I just try to lay my tubing in the bucket so that the flow creates a whirlpool effect. It also has the benefit (if you don't move it much) of creating a trub cone in the middle of your bottling bucket where it's easy to leave that stuff behind.
One thing I have found to be useful is take a price gun like what you would see at a store and I assign each brew a number. The brew log gets a sticker, the carboy gets one in ferment, and each bottle gets one. This is a fast, easy way to label. In beer smith each brew I do starts with this number in as my assistant brewer allowing me to find them easily in the program.
Another thing I generally do while bottling is bottle 1 beer in a clear bottle and lable it with the brew log (scaled to fit). This allows me to check the color of the beer as well as be used as a quick referance instead of using beersmith.
Best thing I ever learned about bottling was to recruit my girlfriend to cap the bottles after I fill them. Cut my time in half! "Save the hassle.

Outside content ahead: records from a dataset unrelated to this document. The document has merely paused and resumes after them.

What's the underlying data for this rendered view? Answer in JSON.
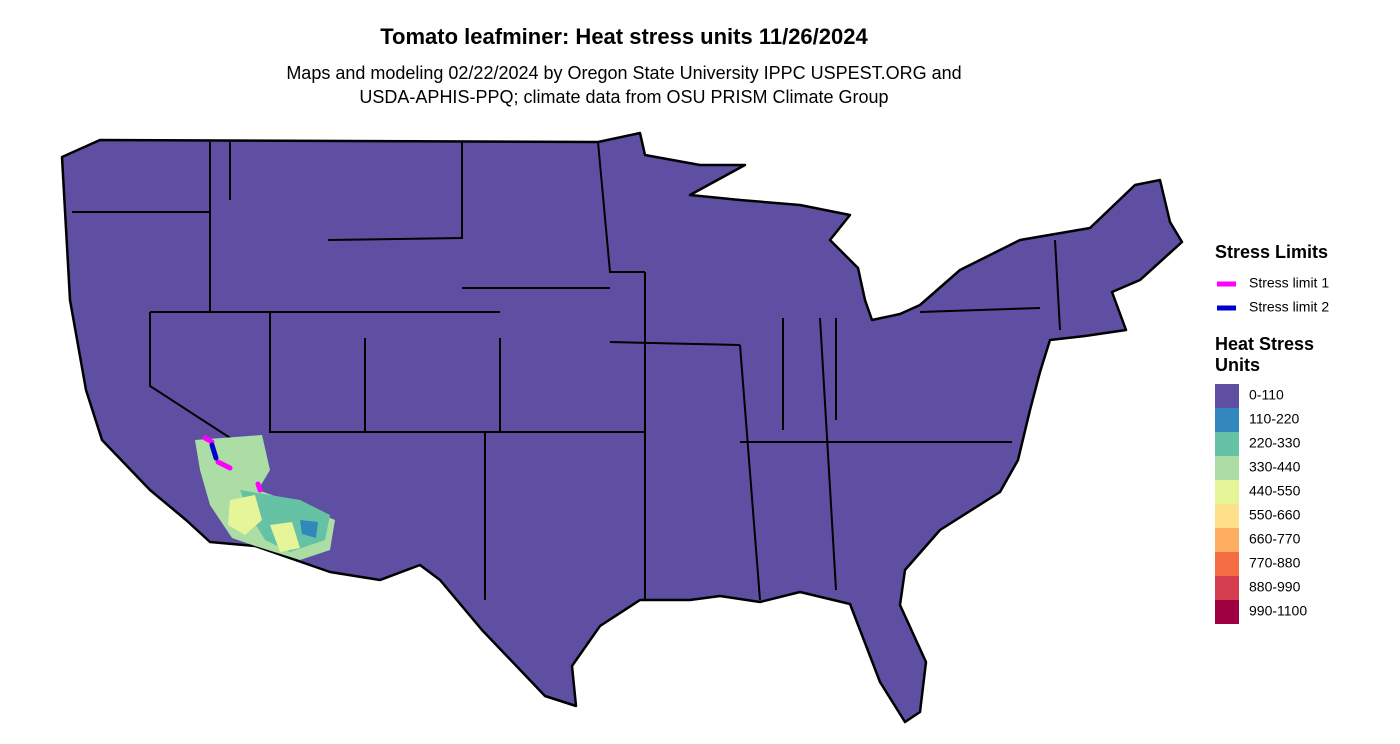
{
  "header": {
    "title": "Tomato leafminer: Heat stress units 11/26/2024",
    "subtitle": [
      "Maps and modeling 02/22/2024 by Oregon State University IPPC USPEST.ORG and",
      "USDA-APHIS-PPQ; climate data from OSU PRISM Climate Group"
    ]
  },
  "legend": {
    "stress_limits": {
      "title": "Stress Limits",
      "items": [
        {
          "label": "Stress limit 1",
          "color": "#ff00ff"
        },
        {
          "label": "Stress limit 2",
          "color": "#0000cd"
        }
      ]
    },
    "heat_stress_units": {
      "title": [
        "Heat Stress",
        "Units"
      ],
      "items": [
        {
          "label": "0-110",
          "color": "#5e4fa2"
        },
        {
          "label": "110-220",
          "color": "#3288bd"
        },
        {
          "label": "220-330",
          "color": "#66c2a5"
        },
        {
          "label": "330-440",
          "color": "#abdda4"
        },
        {
          "label": "440-550",
          "color": "#e6f598"
        },
        {
          "label": "550-660",
          "color": "#fee08b"
        },
        {
          "label": "660-770",
          "color": "#fdae61"
        },
        {
          "label": "770-880",
          "color": "#f46d43"
        },
        {
          "label": "880-990",
          "color": "#d53e4f"
        },
        {
          "label": "990-1100",
          "color": "#9e0142"
        }
      ]
    }
  }
}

Bottle with a friend."
Revvy's one of the cool reverends. He has a Harley and a t-shirt that says on the back "If you can read this, the bitch was Raptured.
Quote:
Originally Posted by YooperBrew
I gotta tell ya, just between us girls, that Revvy is HOT. Very tall, gorgeous grey hair and a terrific smile. He's very good looking in person, with a charismatic personality... he drives like a ****ing maniac!

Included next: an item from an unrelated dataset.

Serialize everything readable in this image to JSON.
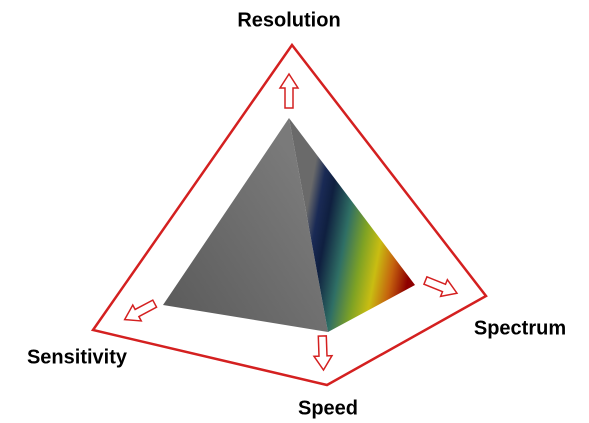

I came across this thread a couple weeks ago and when I was at Lowe's last weekend I saw the pvc pipe section and thought, what if I throw a pvc elbow on the threaded end of the spigot instead of the nut? So, I bought a 3/4" pvc elbow threaded on one end and slip on, on the other end. It fits snug to the bottom of the bucket but it has just enough space to start a siphon. I haven't bottled a batch with it yet but I tried it with water and it seems like it will work. Not sure if this has been thrown out as an idea yet but I figured I'd throw it out there.
Thanks for all the other tips! I used all of them when bottling my second batch and it made everything more simple.

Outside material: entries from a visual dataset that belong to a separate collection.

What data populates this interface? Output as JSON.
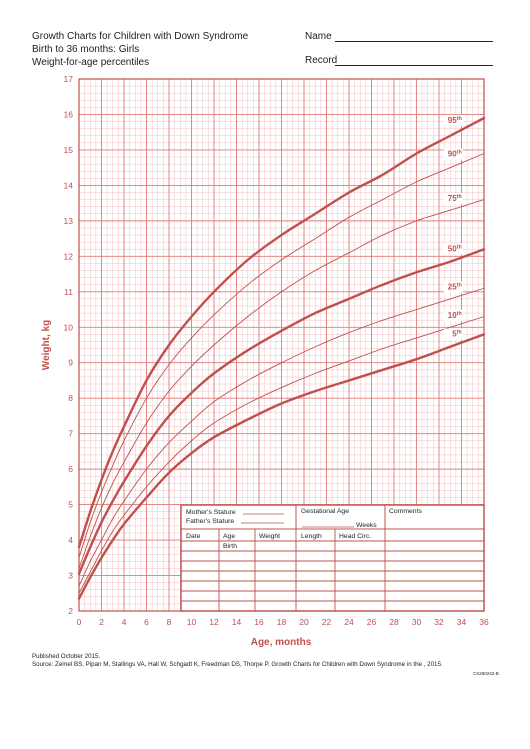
{
  "header": {
    "line1": "Growth Charts for Children with Down Syndrome",
    "line2": "Birth to 36 months: Girls",
    "line3": "Weight-for-age percentiles",
    "name_label": "Name",
    "record_label": "Record"
  },
  "colors": {
    "accent": "#c0504d",
    "grid_major": "#e07a7a",
    "grid_minor": "#f3c1c1"
  },
  "chart_data": {
    "type": "line",
    "xlabel": "Age, months",
    "ylabel": "Weight, kg",
    "xlim": [
      0,
      36
    ],
    "ylim": [
      2,
      17
    ],
    "x_ticks": [
      0,
      2,
      4,
      6,
      8,
      10,
      12,
      14,
      16,
      18,
      20,
      22,
      24,
      26,
      28,
      30,
      32,
      34,
      36
    ],
    "y_ticks": [
      2,
      3,
      4,
      5,
      6,
      7,
      8,
      9,
      10,
      11,
      12,
      13,
      14,
      15,
      16,
      17
    ],
    "grid": true,
    "series": [
      {
        "name": "95th",
        "bold": true,
        "x": [
          0,
          1,
          2,
          3,
          4,
          6,
          8,
          10,
          12,
          15,
          18,
          21,
          24,
          27,
          30,
          33,
          36
        ],
        "y": [
          3.8,
          4.8,
          5.7,
          6.5,
          7.2,
          8.5,
          9.5,
          10.3,
          11.0,
          11.9,
          12.6,
          13.2,
          13.8,
          14.3,
          14.9,
          15.4,
          15.9
        ]
      },
      {
        "name": "90th",
        "bold": false,
        "x": [
          0,
          1,
          2,
          3,
          4,
          6,
          8,
          10,
          12,
          15,
          18,
          21,
          24,
          27,
          30,
          33,
          36
        ],
        "y": [
          3.5,
          4.5,
          5.35,
          6.1,
          6.8,
          8.0,
          8.95,
          9.7,
          10.35,
          11.2,
          11.9,
          12.5,
          13.1,
          13.6,
          14.1,
          14.5,
          14.9
        ]
      },
      {
        "name": "75th",
        "bold": false,
        "x": [
          0,
          1,
          2,
          3,
          4,
          6,
          8,
          10,
          12,
          15,
          18,
          21,
          24,
          27,
          30,
          33,
          36
        ],
        "y": [
          3.2,
          4.1,
          4.9,
          5.6,
          6.2,
          7.3,
          8.2,
          8.9,
          9.5,
          10.3,
          11.0,
          11.6,
          12.1,
          12.6,
          13.0,
          13.3,
          13.6
        ]
      },
      {
        "name": "50th",
        "bold": true,
        "x": [
          0,
          1,
          2,
          3,
          4,
          6,
          8,
          10,
          12,
          15,
          18,
          21,
          24,
          27,
          30,
          33,
          36
        ],
        "y": [
          3.05,
          3.8,
          4.5,
          5.1,
          5.65,
          6.65,
          7.5,
          8.15,
          8.7,
          9.35,
          9.9,
          10.4,
          10.8,
          11.2,
          11.55,
          11.85,
          12.2
        ]
      },
      {
        "name": "25th",
        "bold": false,
        "x": [
          0,
          1,
          2,
          3,
          4,
          6,
          8,
          10,
          12,
          15,
          18,
          21,
          24,
          27,
          30,
          33,
          36
        ],
        "y": [
          2.7,
          3.4,
          4.0,
          4.6,
          5.1,
          6.0,
          6.75,
          7.35,
          7.9,
          8.5,
          9.0,
          9.45,
          9.85,
          10.2,
          10.5,
          10.8,
          11.1
        ]
      },
      {
        "name": "10th",
        "bold": false,
        "x": [
          0,
          1,
          2,
          3,
          4,
          6,
          8,
          10,
          12,
          15,
          18,
          21,
          24,
          27,
          30,
          33,
          36
        ],
        "y": [
          2.5,
          3.1,
          3.7,
          4.25,
          4.7,
          5.5,
          6.2,
          6.8,
          7.3,
          7.85,
          8.3,
          8.7,
          9.05,
          9.4,
          9.7,
          10.0,
          10.3
        ]
      },
      {
        "name": "5th",
        "bold": true,
        "x": [
          0,
          1,
          2,
          3,
          4,
          6,
          8,
          10,
          12,
          15,
          18,
          21,
          24,
          27,
          30,
          33,
          36
        ],
        "y": [
          2.35,
          2.95,
          3.5,
          4.0,
          4.45,
          5.2,
          5.9,
          6.45,
          6.9,
          7.4,
          7.85,
          8.2,
          8.5,
          8.8,
          9.1,
          9.45,
          9.8
        ]
      }
    ]
  },
  "record_form": {
    "mothers_stature": "Mother's Stature",
    "fathers_stature": "Father's Stature",
    "gestational_age": "Gestational Age",
    "weeks": "Weeks",
    "comments": "Comments",
    "columns": [
      "Date",
      "Age",
      "Weight",
      "Length",
      "Head Circ."
    ],
    "first_row_age": "Birth"
  },
  "footer": {
    "published": "Published October 2015.",
    "source": "Source: Zemel BS, Pipan M, Stallings VA, Hall W, Schgadt K, Freedman DS, Thorpe P. Growth Charts for Children with Down Syndrome in the  , 2015.",
    "code": "CS260242-B"
  }
}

This is my current bottling setup. I use a short-walled "bussing bin" that I got from a restaurant supply store (About $5.00). It will hold 35 bottles at a time, keeps them from falling over, catches any overflow/spillage, and allows for quick transfer back to the counter for capping. I set it on the ground, below my bucket, and then grab a chair, and start filling the bottles one at a time, row by row. I can easily see which bottles have already been filled, and where the fill line is while bottling.
I put the bucket on the kitchen counter, and I currently use my auto-siphon for bottling, rather than the spigot (That is soon to change - don't worry!) Once I get the siphon going (with a little help from SWMBO) I can easily fill the bottles, which are loaded into the bussing bin on the floor. I pull up a chair, and go to town! Bottling is relatively quick this way.